①世界最高の鋳造工程管理技術を体系的に習得できる場
②地域の中小企業も気軽に活用できる場

講演中の石原氏と聴講者

講演中の石原氏と聴講者

 受講者は全国の鋳造メーカーの製造現場の中核人材とした。近畿大学をセンターに九州、近畿、中部、関東の4か所で鋳造に関する人材育成を行った。今回のプロジェクトは、今まであった鋳物の技術的な講義だけでなく、鋳物会社または工場をマネイジメント出来る人を育てるためのものであるので、工場管理、原価管理、品質管理等のカリキュラムも組み込まれている。次に関東拠点の17年~19年度実施状況を述べられた。3年間の講義・ケーススタディー・工場見学・インターンシップが組まれていており。非常に充実している内容である。平成19年度からは鋳造カレッジが始まったが、関東支部では平成20年度から「鋳造カレッジ」を始めた。この「鋳造カレッジ」は日本鋳造協会が主体となり、日本鋳造工学会の協力得て実施している。日本鋳造工学会がカリキュラム企画・講師選定を行い、日本鋳造協会が企画・運営し、「鋳造技士」資格授与を行う。
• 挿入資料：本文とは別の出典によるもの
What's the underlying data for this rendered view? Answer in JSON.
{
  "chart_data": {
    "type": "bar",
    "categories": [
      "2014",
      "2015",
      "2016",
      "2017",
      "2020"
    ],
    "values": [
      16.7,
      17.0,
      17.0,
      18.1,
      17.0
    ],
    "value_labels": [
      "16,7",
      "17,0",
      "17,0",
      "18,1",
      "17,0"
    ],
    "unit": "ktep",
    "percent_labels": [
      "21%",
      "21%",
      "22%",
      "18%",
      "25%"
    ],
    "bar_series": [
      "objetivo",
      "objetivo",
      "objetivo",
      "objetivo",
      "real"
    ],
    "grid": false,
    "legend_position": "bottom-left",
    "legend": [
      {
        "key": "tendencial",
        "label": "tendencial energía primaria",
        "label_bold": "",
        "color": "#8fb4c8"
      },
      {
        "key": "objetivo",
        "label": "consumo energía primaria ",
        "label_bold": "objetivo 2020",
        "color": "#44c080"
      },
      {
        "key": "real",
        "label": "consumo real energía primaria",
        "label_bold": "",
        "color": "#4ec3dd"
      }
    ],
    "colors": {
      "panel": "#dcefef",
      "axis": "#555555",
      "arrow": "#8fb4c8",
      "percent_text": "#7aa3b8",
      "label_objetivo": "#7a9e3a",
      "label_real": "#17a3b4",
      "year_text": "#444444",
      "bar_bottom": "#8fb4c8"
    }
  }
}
さて受講者の感想であるが、「鋳物作りの理論がわかった」、「マネイジメントの講義がためになった」、「鋳物作りの仲間ができた」,「鋳物は形が出来ればよいと思っていたが材質が重要だ」であり、特に「鋳物作りの仲間ができた」ということで卒業生が定期的に会うようになった話も聞け、横の繋がりができたこともうれしく思っている。最後に「鋳造カレッジ」という、日本の鋳物作りを担う人を産学官共同で育てていく手段の第1歩ができた。さらに日本鋳造技術を世界の最先端を保っていくためには,初級講座から大学院レベルまでの鋳造教育システムを構築していくべきであると力説されておりました。